Gazprom supplante ses rivaux tandis que la Russie intensifie ses relations

31-08-2006 dans Matrices stratégiques

Aux confins de la Sibérie et du Pacifique, les îles de Sakhaline sont actuellement le théâtre de manœuvres destinées à permettre à Gazprom de mettre la main sur les ressources énergétiques de la zone. La « nouvelle » politique dictée par le Kremlin implique qu’en Russie, 51% des parts des projets énergétiques soient détenus par des sociétés nationales, plus précisément par Gazprom. Or, concernant le mégaprojet « Sakhaline-2 », dont les quantités de gaz sont estimées à 633,6 milliards de mètres cubes contre 182 millions de tonnes de pétrole, le contrat signé il y a plusieurs années prévoyait un partage des parts comme suit : Shell (55%), Mitsubishi (25%) et Mitsui (20%). Selon ces accords initiaux, le gaz exploité, du Gaz Naturel Liquéfié (GNL), était destiné à la Chine et au Japon, alors que la Russie ne touchait que de maigres royalties. Aujourd’hui, la stratégie de puissance mise en œuvre par le Président russe V. Poutine, en grande partie grâce à son levier de « diplomatico-énergétique », est naturellement en contradiction directe avec le partage des parts préalablement réalisés par Shell, Mitsubishi et Mitsui. Aussi, Gazprom et les autorités russes tentent de reprendre la main sur le projet gazier en orchestrant des actions destinées à rompre un arrangement qu’ils jugent défavorables. Pour illustration, la dépêche de RIA Novisti, du 4 août 2006, avance que l’agence fédérale pour le contrôle de l’Environnement, Rosprirodnadzor, s’apprête à arrêter les travaux liés à Sakhaline-2, se référant à un avis des chercheurs qui affirment que le principal gazoduc créé est exposé au risque d’être détruit par des coulées de boues (1)… Pour Natalia Ianakaïeva, experte à la compagnie d’investissement CentreInvest, « dans ce conflit, on perçoit l’influence exercée par un "groupe de force" agissant dans l’intérêt de Gazprom et une tendance à l’accroissement des cas d’évincement des investisseurs étrangers des projets déjà élaborés est actuellement observée ». « Cela est déjà arrivé au projet Sakhaline-3.

A l’achèvement de pratiquement tous les travaux, l’accord avec ExxonMobil et Chevron a été résilié.
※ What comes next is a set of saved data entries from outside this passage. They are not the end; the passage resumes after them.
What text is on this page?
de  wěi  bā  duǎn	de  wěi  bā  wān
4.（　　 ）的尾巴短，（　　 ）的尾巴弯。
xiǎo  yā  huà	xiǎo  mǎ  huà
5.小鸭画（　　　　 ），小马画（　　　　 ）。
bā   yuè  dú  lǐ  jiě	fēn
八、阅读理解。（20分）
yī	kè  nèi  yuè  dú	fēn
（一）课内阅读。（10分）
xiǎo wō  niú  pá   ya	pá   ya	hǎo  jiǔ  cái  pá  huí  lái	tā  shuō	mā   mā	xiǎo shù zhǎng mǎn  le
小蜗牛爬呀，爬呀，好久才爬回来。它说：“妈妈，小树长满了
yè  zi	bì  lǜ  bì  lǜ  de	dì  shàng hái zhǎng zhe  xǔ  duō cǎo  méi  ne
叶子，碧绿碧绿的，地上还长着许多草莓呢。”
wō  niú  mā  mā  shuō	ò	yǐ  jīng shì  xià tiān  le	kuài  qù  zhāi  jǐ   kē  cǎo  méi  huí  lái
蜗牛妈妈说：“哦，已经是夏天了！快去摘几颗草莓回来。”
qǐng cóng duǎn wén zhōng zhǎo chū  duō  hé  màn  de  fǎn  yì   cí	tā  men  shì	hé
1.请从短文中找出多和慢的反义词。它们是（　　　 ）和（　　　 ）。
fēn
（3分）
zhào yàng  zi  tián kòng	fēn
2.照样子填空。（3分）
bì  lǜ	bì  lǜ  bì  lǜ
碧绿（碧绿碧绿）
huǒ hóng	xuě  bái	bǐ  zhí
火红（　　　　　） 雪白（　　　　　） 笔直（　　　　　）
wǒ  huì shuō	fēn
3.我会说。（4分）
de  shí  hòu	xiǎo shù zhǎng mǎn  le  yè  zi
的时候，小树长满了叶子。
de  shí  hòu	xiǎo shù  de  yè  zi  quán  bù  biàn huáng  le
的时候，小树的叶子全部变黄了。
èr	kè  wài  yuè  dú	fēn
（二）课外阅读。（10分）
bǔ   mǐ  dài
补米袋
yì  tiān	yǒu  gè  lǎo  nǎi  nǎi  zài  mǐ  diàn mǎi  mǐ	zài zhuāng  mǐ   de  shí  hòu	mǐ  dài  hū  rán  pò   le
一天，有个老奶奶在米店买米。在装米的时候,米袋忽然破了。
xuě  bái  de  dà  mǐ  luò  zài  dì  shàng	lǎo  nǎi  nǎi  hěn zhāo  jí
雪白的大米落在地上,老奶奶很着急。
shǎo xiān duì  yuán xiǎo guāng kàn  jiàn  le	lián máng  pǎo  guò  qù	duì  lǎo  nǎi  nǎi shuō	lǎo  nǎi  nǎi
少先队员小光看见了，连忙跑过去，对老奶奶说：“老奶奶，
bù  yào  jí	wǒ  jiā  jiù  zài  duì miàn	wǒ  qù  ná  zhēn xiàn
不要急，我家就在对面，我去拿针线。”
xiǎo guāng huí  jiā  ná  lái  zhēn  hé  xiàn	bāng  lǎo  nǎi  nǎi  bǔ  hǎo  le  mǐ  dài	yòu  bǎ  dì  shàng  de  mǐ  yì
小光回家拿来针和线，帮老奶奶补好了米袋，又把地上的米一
Sakhaline-3 est désormais une propriété publique et c’est la Russie qui en tire tous les profits », avance-t-elle. Observons que de son côté, le groupe Total a déjà fait les frais de « l’attention russe ». en effet, il y a quelques mois, il a été éconduit par le Kremlin lorsqu’il avait fait part de son souhait d’entrer dans le capital du petit producteur Novatek. Outre ce combat de « containment », dans le même temps, la Russie intensifie également ses relations stratégiques afin de développer son emprise sur le marché gazier européen… en passant par le Maghreb. Ainsi, bien qu’il ait été échaudé par sa dernière visite à Alger (2), V. Poutine a choisit de maintenir un contact étroit avec l’Algérie. Son « dauphin », Dmitri Medvedev, Vice-premier ministre russe mais aussi président du conseil d’administration de Gazprom, a d’ailleurs rencontré le ministre algérien de l’Energie et des Mines, Chakib Khelil, ce jeudi 3 août… Et, pendant ce temps-là, à Paris, piégé dans l’instant, confondant cause et conséquence, information et sensationnalisme, on ne parle que de l’évolution du thermomètre en comptant le nombre de bombes qui partent de part et d’autre de la frontière israélo-libanaise.

AR

(1) http://fr.rian.ru/russia/20060804/52263919.html
(2) « Pour annuler la dette de l’Algérie à l’égard de la Russie, évaluée à 4,7 milliards de dollars, Moscou avait posé deux conditions : que l’Algérie achète pour 85 % de ce montant en armements russes mais aussi que le géant gazier russe Gazprom entre à hauteur de 15 % du montant de la dette dans le capital de l’algérien Sonatrach ».